WhoaJayShettybambalam · 17/03/2024 17:52

She’s 5. She’s getting a bloody car, she doesn’t need a castle too!

But she wanted a fucking castle!!

stormywhethers321 · 17/03/2024 18:41

YANBU

My mum did this once. She lives in Canada, and we were going to spend a week there. She promised my DC Lion King tickets, as the musical was playing in Toronto at the time. I knew they were expensive and volunteered to cover the cost myself, order them online so she wouldn't have to, etc. No, she wanted to do this, it was something special for her DGC, etc.

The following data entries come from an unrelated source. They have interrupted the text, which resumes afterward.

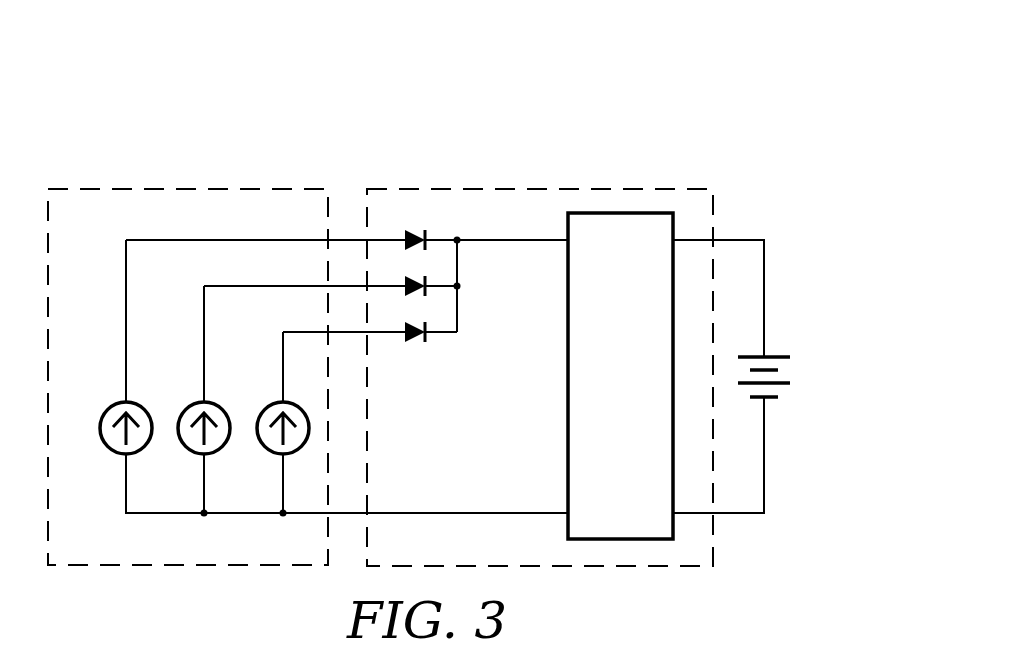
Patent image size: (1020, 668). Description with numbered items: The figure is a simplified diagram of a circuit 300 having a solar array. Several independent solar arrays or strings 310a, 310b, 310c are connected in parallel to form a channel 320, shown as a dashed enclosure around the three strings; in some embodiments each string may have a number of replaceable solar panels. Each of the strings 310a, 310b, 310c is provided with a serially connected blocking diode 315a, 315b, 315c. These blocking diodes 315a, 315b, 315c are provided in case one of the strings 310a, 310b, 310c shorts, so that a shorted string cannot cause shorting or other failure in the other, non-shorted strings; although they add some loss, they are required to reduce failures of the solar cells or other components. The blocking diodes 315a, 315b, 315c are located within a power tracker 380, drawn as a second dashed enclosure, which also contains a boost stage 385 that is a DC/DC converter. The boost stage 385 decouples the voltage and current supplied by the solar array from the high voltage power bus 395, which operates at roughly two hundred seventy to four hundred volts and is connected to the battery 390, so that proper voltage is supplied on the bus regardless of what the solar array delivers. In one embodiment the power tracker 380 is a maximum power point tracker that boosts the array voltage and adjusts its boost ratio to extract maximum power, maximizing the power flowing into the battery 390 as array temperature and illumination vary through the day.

The circuit 300 is at (255, 145).
The solar array string 310a is at (106, 412).
The solar array string 310b is at (184, 412).
The solar array string 310c is at (262, 412).
The blocking diode 315a is at (411, 229).
The blocking diode 315b is at (411, 275).
The blocking diode 315c is at (411, 321).
The channel 320 is at (87, 189).
The power tracker 380 is at (407, 189).
The boost stage 385 is at (643, 383).
The battery 390 is at (778, 370).
The high voltage power bus 395 is at (746, 240).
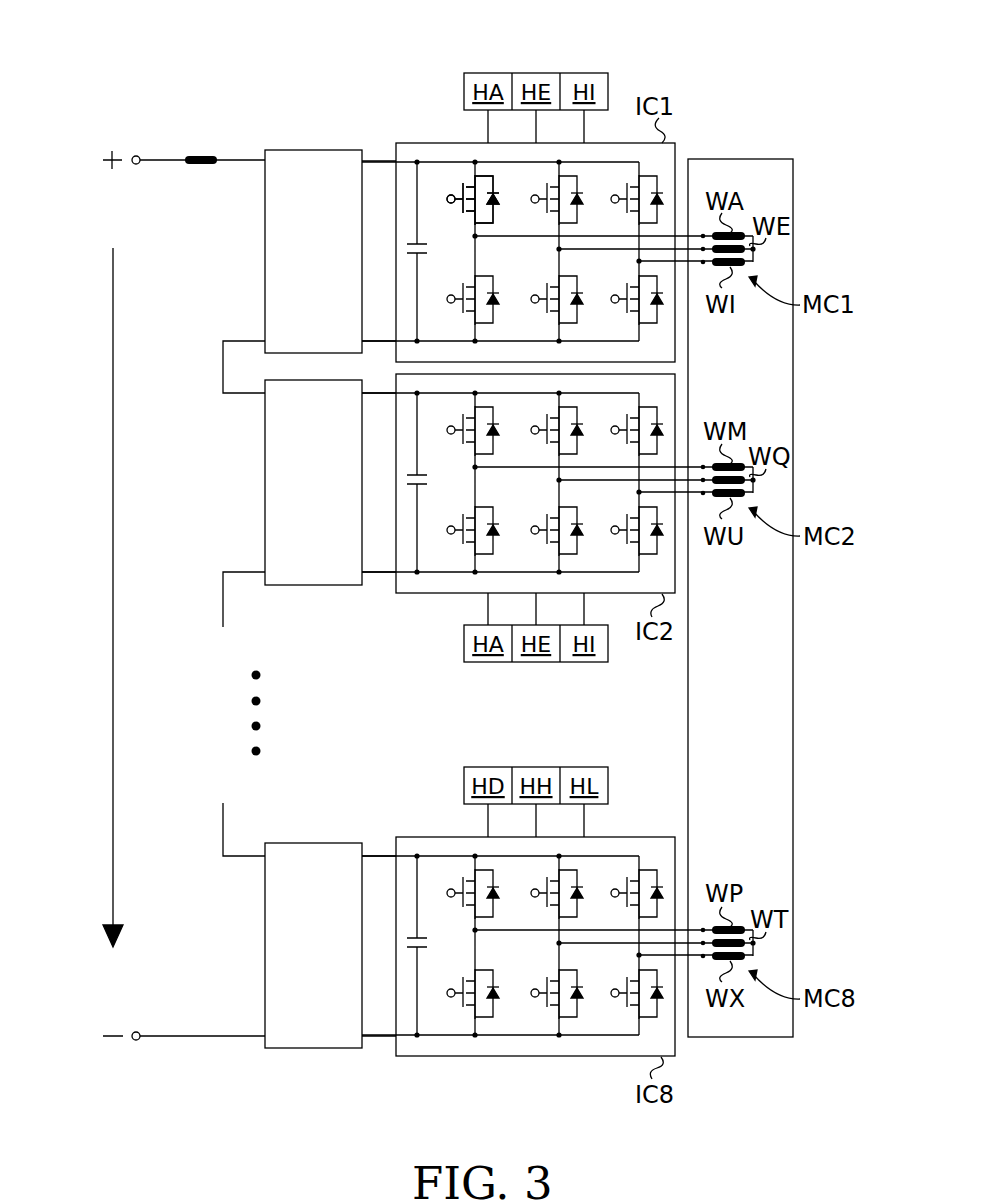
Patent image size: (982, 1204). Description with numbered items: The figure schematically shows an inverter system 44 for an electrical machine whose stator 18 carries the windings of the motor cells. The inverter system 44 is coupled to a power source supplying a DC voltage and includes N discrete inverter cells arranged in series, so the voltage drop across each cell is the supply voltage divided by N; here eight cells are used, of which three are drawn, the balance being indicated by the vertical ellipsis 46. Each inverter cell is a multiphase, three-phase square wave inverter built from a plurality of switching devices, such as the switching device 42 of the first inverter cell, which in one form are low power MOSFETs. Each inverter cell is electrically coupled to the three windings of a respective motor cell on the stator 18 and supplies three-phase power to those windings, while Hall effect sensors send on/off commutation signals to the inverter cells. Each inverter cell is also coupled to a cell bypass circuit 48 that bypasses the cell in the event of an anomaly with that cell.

The stator 18 is at (793, 710).
The switching device 42 is at (462, 185).
The inverter system 44 is at (158, 106).
The vertical ellipsis 46 is at (266, 668).
The cell bypass circuit 48 is at (313, 599).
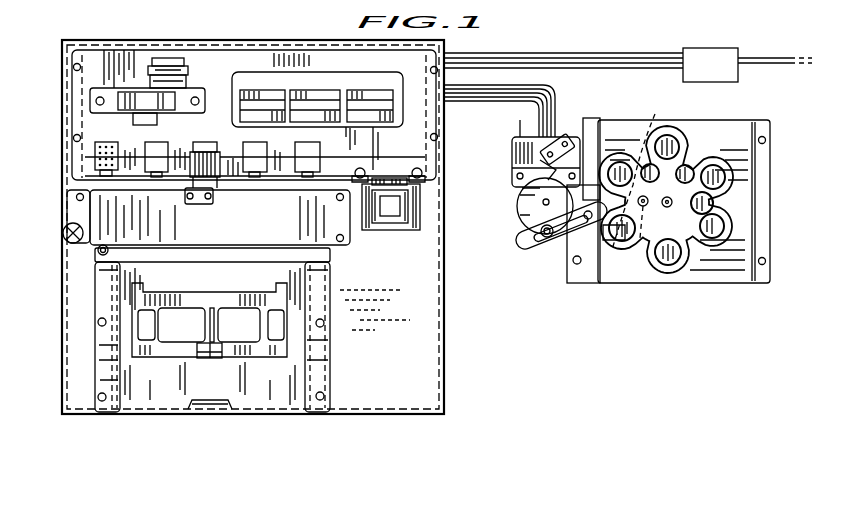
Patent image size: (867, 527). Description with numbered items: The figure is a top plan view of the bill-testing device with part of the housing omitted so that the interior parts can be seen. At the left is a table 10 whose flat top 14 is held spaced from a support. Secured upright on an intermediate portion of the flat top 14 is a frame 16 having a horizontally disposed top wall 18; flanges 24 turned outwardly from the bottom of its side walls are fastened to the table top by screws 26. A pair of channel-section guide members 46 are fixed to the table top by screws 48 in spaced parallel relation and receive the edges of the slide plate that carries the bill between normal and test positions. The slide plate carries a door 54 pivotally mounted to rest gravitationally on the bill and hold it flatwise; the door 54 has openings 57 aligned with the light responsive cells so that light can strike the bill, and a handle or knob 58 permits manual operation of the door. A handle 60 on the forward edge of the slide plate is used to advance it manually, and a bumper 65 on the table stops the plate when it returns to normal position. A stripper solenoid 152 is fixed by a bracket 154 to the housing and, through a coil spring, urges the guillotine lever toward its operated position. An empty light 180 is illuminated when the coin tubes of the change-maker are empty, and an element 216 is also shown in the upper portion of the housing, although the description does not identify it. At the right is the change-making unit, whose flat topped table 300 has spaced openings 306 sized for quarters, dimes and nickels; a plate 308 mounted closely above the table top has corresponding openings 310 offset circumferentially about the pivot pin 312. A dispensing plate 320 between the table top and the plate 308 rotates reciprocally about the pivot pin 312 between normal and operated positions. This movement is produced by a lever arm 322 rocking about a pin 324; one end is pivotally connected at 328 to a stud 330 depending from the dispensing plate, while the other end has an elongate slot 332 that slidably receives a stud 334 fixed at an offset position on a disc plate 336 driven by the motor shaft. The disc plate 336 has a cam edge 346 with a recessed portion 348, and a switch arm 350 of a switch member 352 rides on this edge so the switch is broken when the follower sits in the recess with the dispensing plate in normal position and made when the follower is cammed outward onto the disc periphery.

The table 10 is at (447, 366).
The flat top 14 is at (405, 371).
The frame 16 is at (324, 217).
The top wall 18 is at (282, 226).
The flanges 24 is at (80, 208).
The screws 26 is at (74, 198).
The guide members 46 is at (97, 372).
The screws 48 is at (101, 412).
The door 54 is at (186, 306).
The openings 57 is at (266, 321).
The handle or knob 58 is at (206, 358).
The handle 60 is at (210, 412).
The bumper 65 is at (98, 254).
The stripper solenoid 152 is at (213, 158).
The bracket 154 is at (198, 204).
The empty light 180 is at (64, 239).
The capacitor assembly 216 is at (189, 78).
The flat topped table 300 is at (740, 273).
The openings 306 is at (586, 188).
The plate 308 is at (722, 194).
The openings 310 is at (676, 267).
The pivot pin 312 is at (680, 188).
The dispensing plate 320 is at (617, 258).
The lever arm 322 is at (527, 242).
The pin 324 is at (580, 234).
The pivotal connection 328 is at (640, 173).
The stud 330 is at (639, 262).
The elongate slot 332 is at (537, 234).
The stud 334 is at (519, 216).
The disc plate 336 is at (514, 190).
The cam edge 346 is at (530, 140).
The recessed portion 348 is at (545, 172).
The switch arm 350 is at (587, 137).
The switch member 352 is at (560, 138).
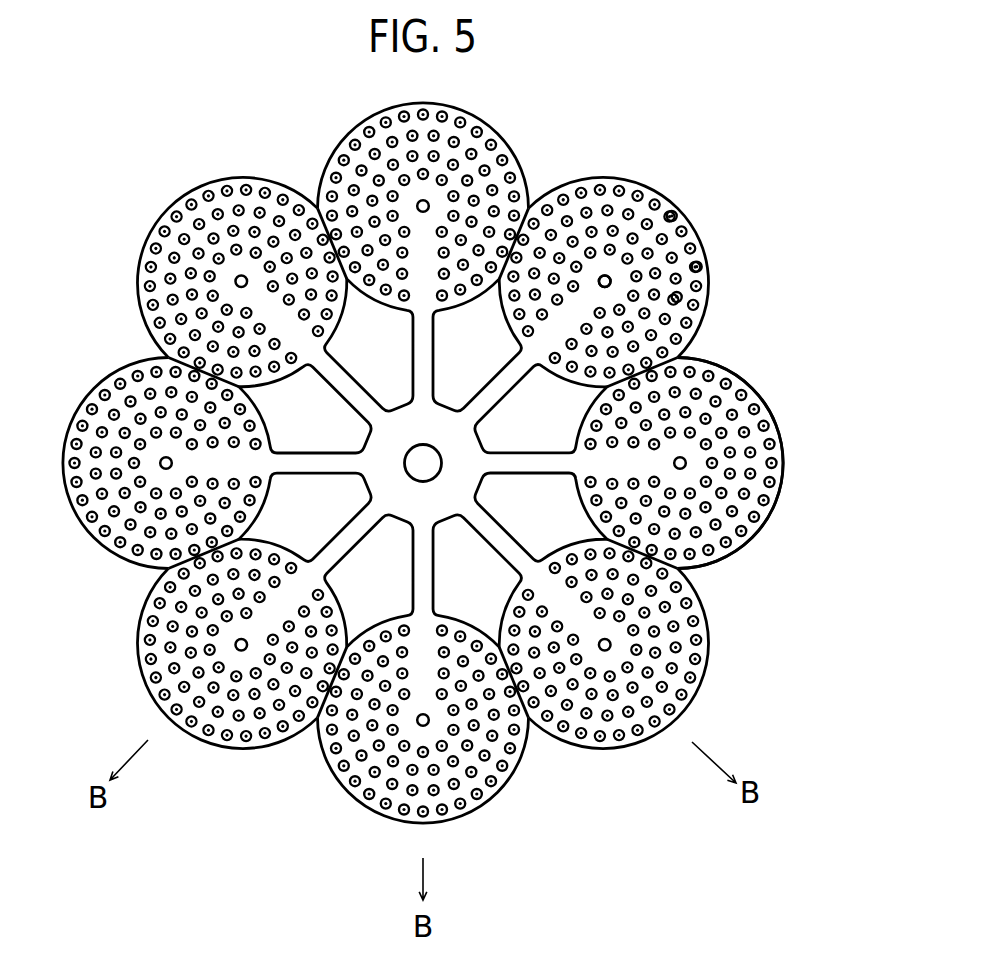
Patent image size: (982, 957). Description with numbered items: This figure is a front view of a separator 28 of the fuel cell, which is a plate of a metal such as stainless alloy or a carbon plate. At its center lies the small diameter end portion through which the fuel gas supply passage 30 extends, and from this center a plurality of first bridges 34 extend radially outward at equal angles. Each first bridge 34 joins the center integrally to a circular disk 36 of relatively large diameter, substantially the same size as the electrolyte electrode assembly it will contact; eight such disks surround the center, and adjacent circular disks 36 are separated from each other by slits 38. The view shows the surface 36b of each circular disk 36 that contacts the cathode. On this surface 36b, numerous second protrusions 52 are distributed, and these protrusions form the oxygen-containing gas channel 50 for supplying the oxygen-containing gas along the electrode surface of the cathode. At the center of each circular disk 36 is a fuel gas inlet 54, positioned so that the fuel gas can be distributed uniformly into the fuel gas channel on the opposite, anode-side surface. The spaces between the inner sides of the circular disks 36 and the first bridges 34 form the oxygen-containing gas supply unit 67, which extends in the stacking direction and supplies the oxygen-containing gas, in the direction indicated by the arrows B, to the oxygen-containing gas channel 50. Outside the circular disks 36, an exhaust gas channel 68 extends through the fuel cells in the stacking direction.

The separator 28 is at (671, 137).
The fuel gas supply passage 30 is at (423, 459).
The first bridge 34 is at (436, 352).
The circular disk 36 is at (524, 144).
The surface of circular disk contacting the cathode 36b is at (778, 460).
The slit 38 is at (150, 394).
The oxygen-containing gas channel 50 is at (648, 302).
The second protrusion 52 is at (677, 297).
The fuel gas inlet 54 is at (607, 276).
The oxygen-containing gas supply unit 67 is at (365, 585).
The exhaust gas channel 68 is at (764, 535).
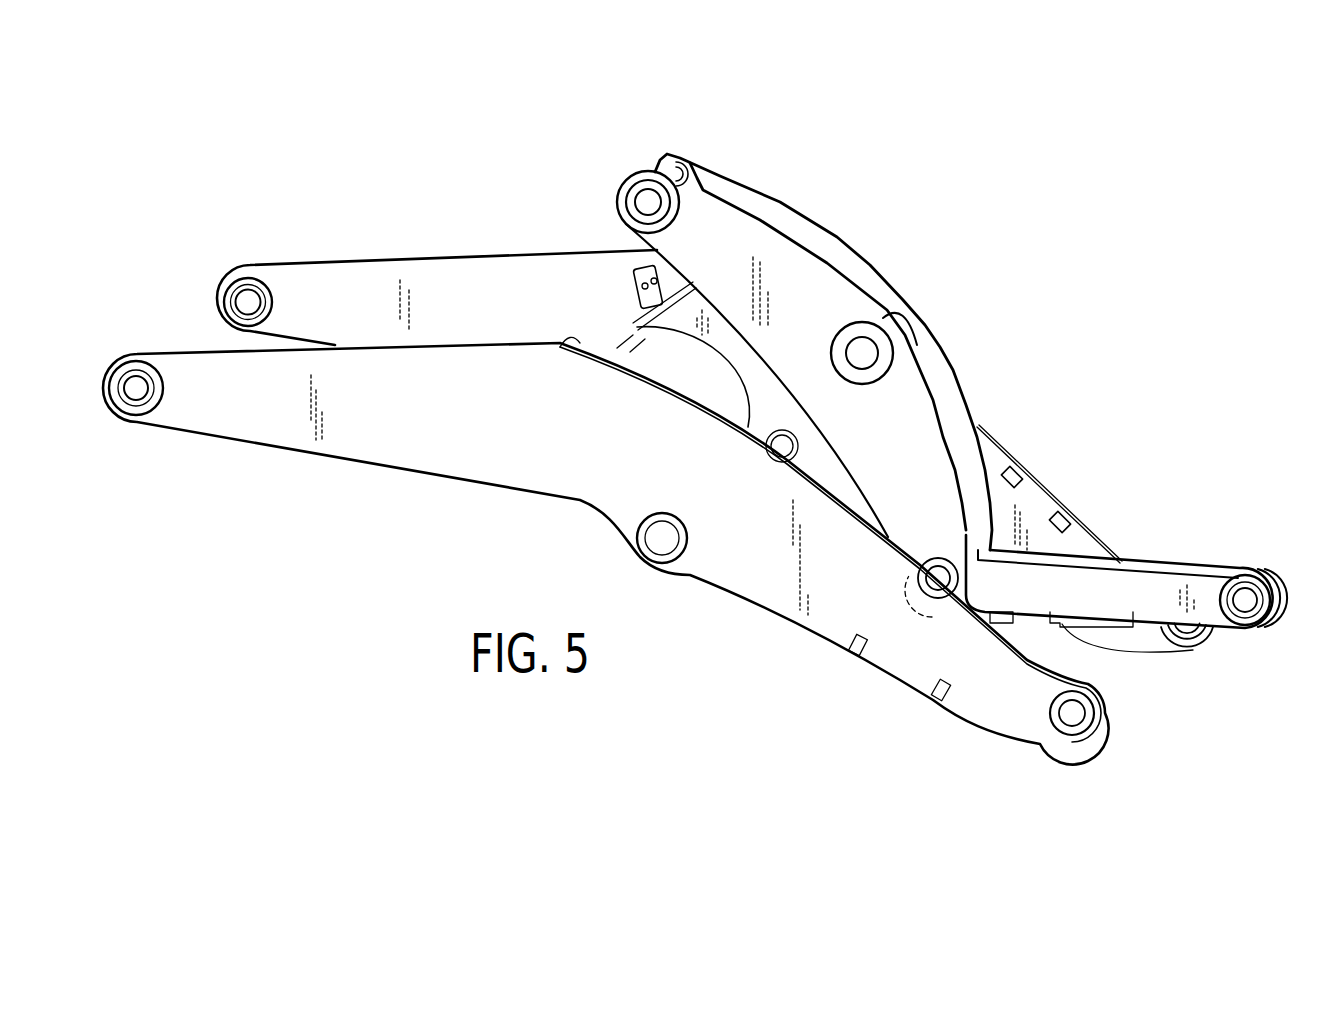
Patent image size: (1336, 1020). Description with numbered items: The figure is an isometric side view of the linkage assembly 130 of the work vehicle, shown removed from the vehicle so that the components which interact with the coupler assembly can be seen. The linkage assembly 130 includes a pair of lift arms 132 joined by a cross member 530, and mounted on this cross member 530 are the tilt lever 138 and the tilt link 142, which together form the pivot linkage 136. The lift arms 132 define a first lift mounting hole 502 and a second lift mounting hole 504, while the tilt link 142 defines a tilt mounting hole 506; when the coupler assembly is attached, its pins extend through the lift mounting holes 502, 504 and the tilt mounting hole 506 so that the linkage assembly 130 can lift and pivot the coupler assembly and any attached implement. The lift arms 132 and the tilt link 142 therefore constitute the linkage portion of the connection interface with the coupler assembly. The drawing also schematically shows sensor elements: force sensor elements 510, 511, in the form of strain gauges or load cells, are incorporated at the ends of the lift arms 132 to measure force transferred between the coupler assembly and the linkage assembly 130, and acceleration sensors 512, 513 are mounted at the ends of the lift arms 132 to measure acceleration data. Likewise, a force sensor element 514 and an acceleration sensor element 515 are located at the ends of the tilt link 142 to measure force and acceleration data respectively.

The linkage assembly 130 is at (412, 128).
The lift arms 132 is at (236, 434).
The pivot linkage 136 is at (763, 190).
The tilt lever 138 is at (702, 224).
The tilt link 142 is at (1170, 548).
The first lift mounting hole 502 is at (1183, 637).
The second lift mounting hole 504 is at (1070, 727).
The tilt mounting hole 506 is at (1268, 572).
The force sensor element 510 is at (1065, 514).
The force sensor element 511 is at (937, 697).
The acceleration sensor 512 is at (1012, 467).
The acceleration sensor 513 is at (856, 655).
The force sensor element 514 is at (1058, 618).
The acceleration sensor element 515 is at (1000, 625).
The cross member 530 is at (633, 323).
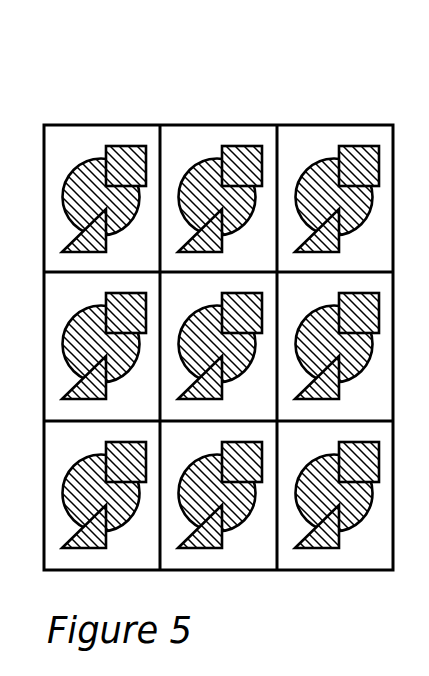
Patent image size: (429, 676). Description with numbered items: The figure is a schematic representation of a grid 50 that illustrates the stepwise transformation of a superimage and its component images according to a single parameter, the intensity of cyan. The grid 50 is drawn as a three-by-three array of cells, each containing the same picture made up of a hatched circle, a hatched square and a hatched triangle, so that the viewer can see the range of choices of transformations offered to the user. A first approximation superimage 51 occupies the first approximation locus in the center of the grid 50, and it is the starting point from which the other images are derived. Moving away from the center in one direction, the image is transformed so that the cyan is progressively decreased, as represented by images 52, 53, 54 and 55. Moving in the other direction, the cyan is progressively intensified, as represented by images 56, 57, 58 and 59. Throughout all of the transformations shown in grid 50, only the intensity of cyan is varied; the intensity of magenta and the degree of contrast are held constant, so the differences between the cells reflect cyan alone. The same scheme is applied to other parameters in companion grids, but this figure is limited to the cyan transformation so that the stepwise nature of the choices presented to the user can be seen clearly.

DC were incredibly excited to see Lion King. It was going to be one of the highlights of the trip for them. We planned to take Nana out for a nice pre-show meal beforehand and maybe go up the CN Tower while we were in the city.

On a whim, she got tickets to a four-hour long, non-musical production of Cyrano de Bergerac instead. A three hour drive from her home. So we spent six hours in a car that day and four hours sitting in a theater whole my DC were bored put of their skulls. They were very polite and thanked her for the show, but she could tell they hadn't enjoyed themselves and was sulky for the next two days. I have no idea what she was expecting their reactions to be, or why she thought a 7 and a 10 year old would enjoy that kind of thing at all.

DarkDarkNight · 17/03/2024 18:42

To answer your other question, buy her the castle she wants, even if you have to take another present back. Your mum’s got no leg to stand on as she didn’t buy what you requested.